Women’s experiences of Domestic Violence and Abuse

Sophie

Age at interview: 49

Brief outline: Sophie describes her ex-husband as a ‘clever’ and ‘charming’ man. However, since their four year marriage ended nearly five years ago, she has been able to recognise that her relationship to him was abusive from the very beginning; that he is a ‘manipulative’ and ‘parasitic’ individual and that she was just ‘a resource for him’.

Background: Sophie is a well-educated, single white woman who lives with her two children (aged eight and eighteen years at the time of the interview) in their privately owned home. She is a full-time carer to her youngest child, who lives with a neurological condition.

Audio & video

For four years, Sophie was in an emotionally abusive marriage to a man who told her constant lies, about: who he was, what he did, his finances and relationships. Whilst she was struggling to buy basic necessities, he would be spending thousands of pounds on the latest gadgets and top of the range vehicles. He monitored her whereabouts and was resistant to her leaving the house alone; something which made Sophie feel like she was living in a prison. Having recently relocated to a new area, Sophie was already distanced from her social network. However, his ‘prickly’ and ‘argumentative’ behaviour around her family served to reduce her contact with them, and further increase her social isolation. He also began to monitor her phone calls, check who she had called and would call her repeatedly in the day when he was out to monitor her activity and movements. During the marriage, her husband sexually assaulted her on several occasions. Sophie also became concerned about his behaviour around the children and his use of the children and childcare to manipulate and control her.

Sophie describes how her husband would blame her for his actions. This led her to feel ashamed and vulnerable, and to question whether his behaviour was her fault. Towards the end of the relationship Sophie’s physical health also started to suffer. She was exhausted and so weak that she could barely stand. 

In December 2010, whilst her husband was away from home on holiday, Sophie went online and completed an application for divorce. She had come to realise that he would never change and that the abuse would only get worse. She no longer wanted him in the house and when he returned she asked him to leave. As a result of his aggressive behaviour and reaction to her request (e.g. shouting at her, hitting furniture and walls), Sophie called for the assistance of the police. She praises the support that she received from them, and was reassured by the visiting officer’s calm and pragmatic reaction to her situation. 

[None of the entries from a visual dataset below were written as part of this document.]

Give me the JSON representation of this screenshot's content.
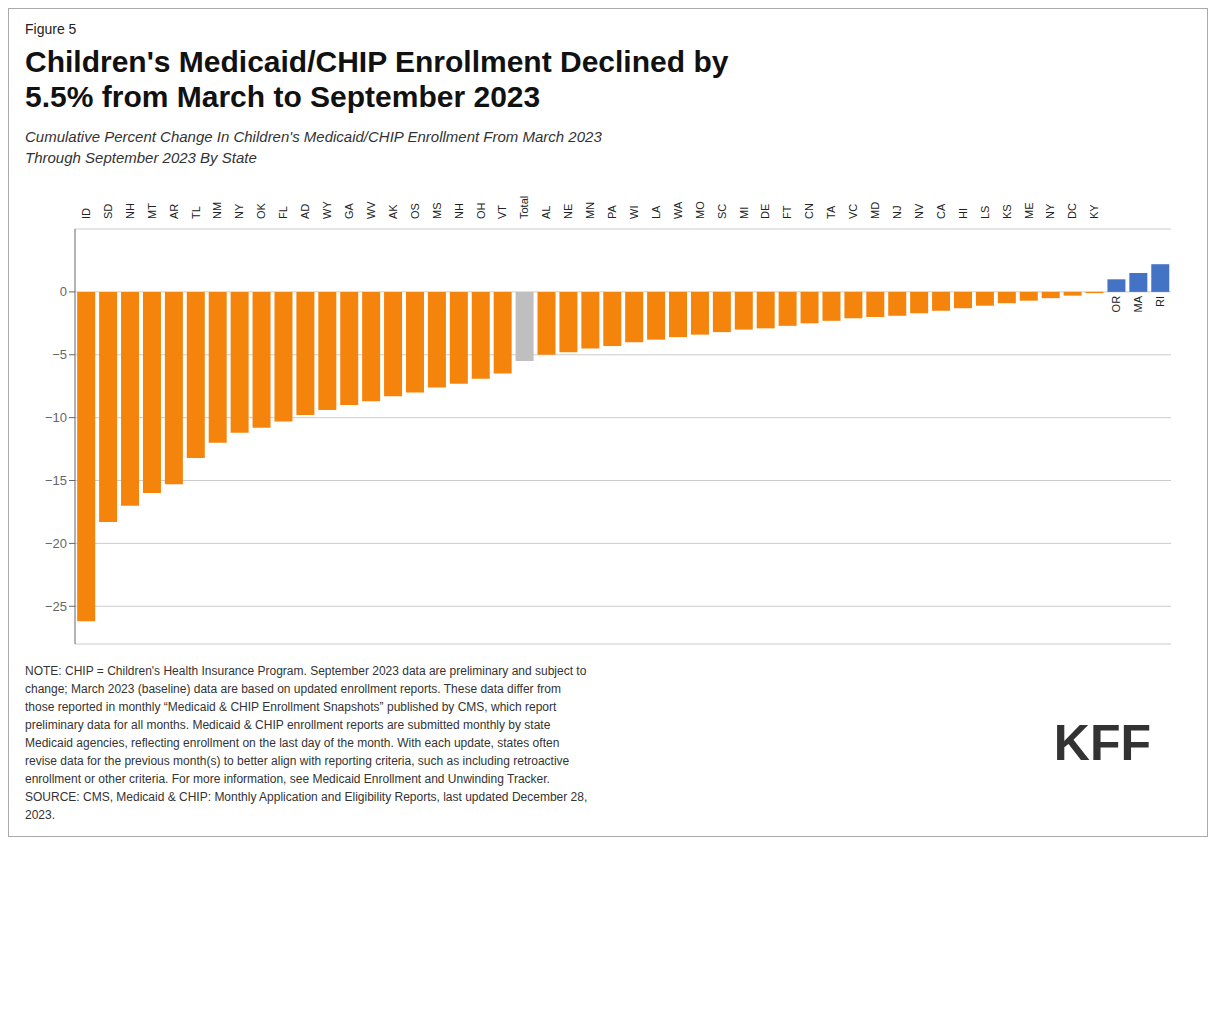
{
  "chart_data": {
    "type": "bar",
    "title": "Children's Medicaid/CHIP Enrollment Declined by\n5.5% from March to September 2023",
    "subtitle": "Cumulative Percent Change In Children's Medicaid/CHIP Enrollment From March 2023\nThrough September 2023 By State",
    "annotations": [
      "Figure 5",
      "NOTE: CHIP = Children's Health Insurance Program. September 2023 data are preliminary and subject to\nchange; March 2023 (baseline) data are based on updated enrollment reports. These data differ from\nthose reported in monthly “Medicaid & CHIP Enrollment Snapshots” published by CMS, which report\npreliminary data for all months. Medicaid & CHIP enrollment reports are submitted monthly by state\nMedicaid agencies, reflecting enrollment on the last day of the month. With each update, states often\nrevise data for the previous month(s) to better align with reporting criteria, such as including retroactive\nenrollment or other criteria. For more information, see Medicaid Enrollment and Unwinding Tracker.\nSOURCE: CMS, Medicaid & CHIP: Monthly Application and Eligibility Reports, last updated December 28,\n2023.",
      "KFF"
    ],
    "categories": [
      "ID",
      "SD",
      "NH",
      "MT",
      "AR",
      "TL",
      "NM",
      "NY",
      "OK",
      "FL",
      "AD",
      "WY",
      "GA",
      "WV",
      "AK",
      "OS",
      "MS",
      "NH",
      "OH",
      "VT",
      "Total",
      "AL",
      "NE",
      "MN",
      "PA",
      "WI",
      "LA",
      "WA",
      "MO",
      "SC",
      "MI",
      "DE",
      "FT",
      "CN",
      "TA",
      "VC",
      "MD",
      "NJ",
      "NV",
      "CA",
      "HI",
      "LS",
      "KS",
      "ME",
      "NY",
      "DC",
      "KY",
      "OR",
      "MA",
      "RI"
    ],
    "values": [
      -26.2,
      -18.3,
      -17.0,
      -16.0,
      -15.3,
      -13.2,
      -12.0,
      -11.2,
      -10.8,
      -10.3,
      -9.8,
      -9.4,
      -9.0,
      -8.7,
      -8.3,
      -8.0,
      -7.6,
      -7.3,
      -6.9,
      -6.5,
      -5.5,
      -5.0,
      -4.8,
      -4.5,
      -4.3,
      -4.0,
      -3.8,
      -3.6,
      -3.4,
      -3.2,
      -3.0,
      -2.9,
      -2.7,
      -2.5,
      -2.3,
      -2.1,
      -2.0,
      -1.9,
      -1.7,
      -1.5,
      -1.3,
      -1.1,
      -0.9,
      -0.7,
      -0.5,
      -0.3,
      -0.1,
      1.0,
      1.5,
      2.2
    ],
    "colors": [
      "#F5840C",
      "#F5840C",
      "#F5840C",
      "#F5840C",
      "#F5840C",
      "#F5840C",
      "#F5840C",
      "#F5840C",
      "#F5840C",
      "#F5840C",
      "#F5840C",
      "#F5840C",
      "#F5840C",
      "#F5840C",
      "#F5840C",
      "#F5840C",
      "#F5840C",
      "#F5840C",
      "#F5840C",
      "#F5840C",
      "#BFBFBF",
      "#F5840C",
      "#F5840C",
      "#F5840C",
      "#F5840C",
      "#F5840C",
      "#F5840C",
      "#F5840C",
      "#F5840C",
      "#F5840C",
      "#F5840C",
      "#F5840C",
      "#F5840C",
      "#F5840C",
      "#F5840C",
      "#F5840C",
      "#F5840C",
      "#F5840C",
      "#F5840C",
      "#F5840C",
      "#F5840C",
      "#F5840C",
      "#F5840C",
      "#F5840C",
      "#F5840C",
      "#F5840C",
      "#F5840C",
      "#4472C4",
      "#4472C4",
      "#4472C4"
    ],
    "ylim": [
      -28,
      5
    ],
    "yticks": [
      0,
      {
        "value": -5,
        "label": "−5"
      },
      {
        "value": -10,
        "label": "−10"
      },
      {
        "value": -15,
        "label": "−15"
      },
      {
        "value": -20,
        "label": "−20"
      },
      {
        "value": -25,
        "label": "−25"
      }
    ],
    "grid": true
  }
}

The police referred Sophie to a specialist domestic abuse service. She was allocated a keyworker who helped her to realise that she was not to blame for her husband’s behaviour. She was also encouraged to attend the Pattern Changing course (a 14-week course for women who have been affected by domestic abuse). Accessing these specialist services entailed considerable travel for Sophie, as living in a rural location meant that local provision was not available. 

As a result of the abuse that she endured, Sophie’s sense of trust in people has been destroyed. She remains fearful of her ex-husband, describing him as a ‘stalker’. Although a court order now keeps him away from her home she still receives unwanted emails from him every few months. 

Sophie suggests that health professionals need to receive adequate training in domestic violence. She thinks that they should be taught to leave their personal attitudes and prejudices outside of their working practices, and to realise that ‘nobody deserves’ to experience domestic abuse.

Sophie wants to encourage other women living in abusive relationships to find the courage to get out, that although it won’t necessarily be easy, that they ‘can do it’.